食べ物に好き嫌いはつきもの。だが、寿司が嫌い、と言う人にはお目に掛かった事がない。私も「酸っぱい物」は苦手だが、お寿司は好き。「すし」は寿司・鮨・鮓・酸し・寿し・寿斗・壽司などと色々に書かれ食物としての歴史は古い。
寿司は「保存食」が原点であり日本では元々関西が主流の食べ物であった。「棒寿司・押し寿司・箱寿司」等である。江戸前と言う言葉があるが「江戸前」とは江戸の前、つまり江戸湾内で獲れた魚介類を意味する。が、それは後々の事で元々は江戸城の前のほんの限られた河川を含む海域で獲れた「鰻」を意味したそうだ。つまり、江戸前とは「うなぎ」の事であったのだ。関東に住む現代人の我々にとって今では「江戸前」と聞けばお寿司の事を思い浮かべる人も多いだろう。関西に対し江戸風の寿司は「握り寿司」と呼ばれ江戸の郷土料理とも言える存在であった。
寿司は「保存食」が原点だから、当時の寿司は今の、所謂「握り寿司」とは大分趣を異にしていた。冷蔵庫の無かった時代、保存食には「腐敗防止」が一番に求められる。「酢」を使う、と言う事に加え、殺菌作用のあると言われる「笹の葉」で包む、と言う方法をとった。
江戸時代には「江戸三鮨」と呼ばれた鮓屋があった。1824年創業の「与兵衛寿司」、1830年創業の「松がすし」、1702年創業の「毛抜鮓」である。一番創業が古い「毛抜鮓」とはちょっと変わった屋号だが「毛抜」とは毛や骨を抜く道具「毛抜き」の事で、「寿司だね」の魚から丁重に小骨を抜き取っていた事から屋号にしたとも言われている。
先日、その「毛抜鮓」に行った。創業が1702年と言えば元禄15年だから赤穂浪士が討ち入りをした年だ。今から300年も前の事になる。その店が今でも神田で店を開いている。「毛抜鮓」の寿司は江戸で始まった「江戸前寿司」の原点を色濃く残し「押し寿司」や「なれ鮨」の名残も色濃く残している。保存食とする為「飯」を強めの酢でしめ、「寿司だね」も塩漬けで1日、酸味の強い一番酢で一日、そして酸味の比較的弱い2番酢で3日から4日漬けると言う方法がとられ製造には手間が掛った。この方法は今でも引き継がれ行われていると言うから驚きだ。

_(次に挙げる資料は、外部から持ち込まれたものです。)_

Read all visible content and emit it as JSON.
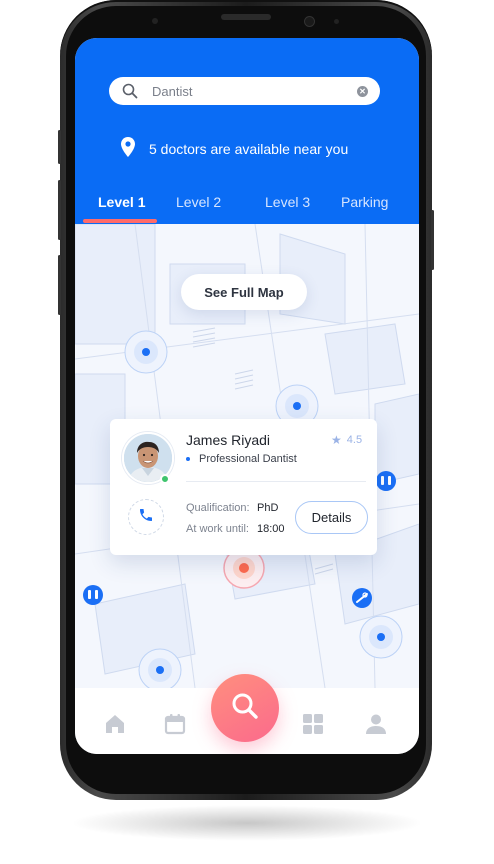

広い通りに面したお店に入ると13代目の奥さんと言う品の良い女性が迎えてくれた。勿論お店で食べる事も出来るが殆どの人は「お持ち帰り」の様だ。メニューは至ってシンプル、2種類しかない。笹に包まれた「お寿司」の数が違うだけの事だ。味も極めて古風な感じ。最近はやりの言葉で表現すれば素朴で「骨太」、噛締めれば噛締めるほど味わいが深いと言った所だろうか。何しろ、広い東京でも、この店以上に古いお寿司屋さんは無い、と断言できるのだから「凄い」ではないか。こんな店には何時までも続けて欲しいものだ。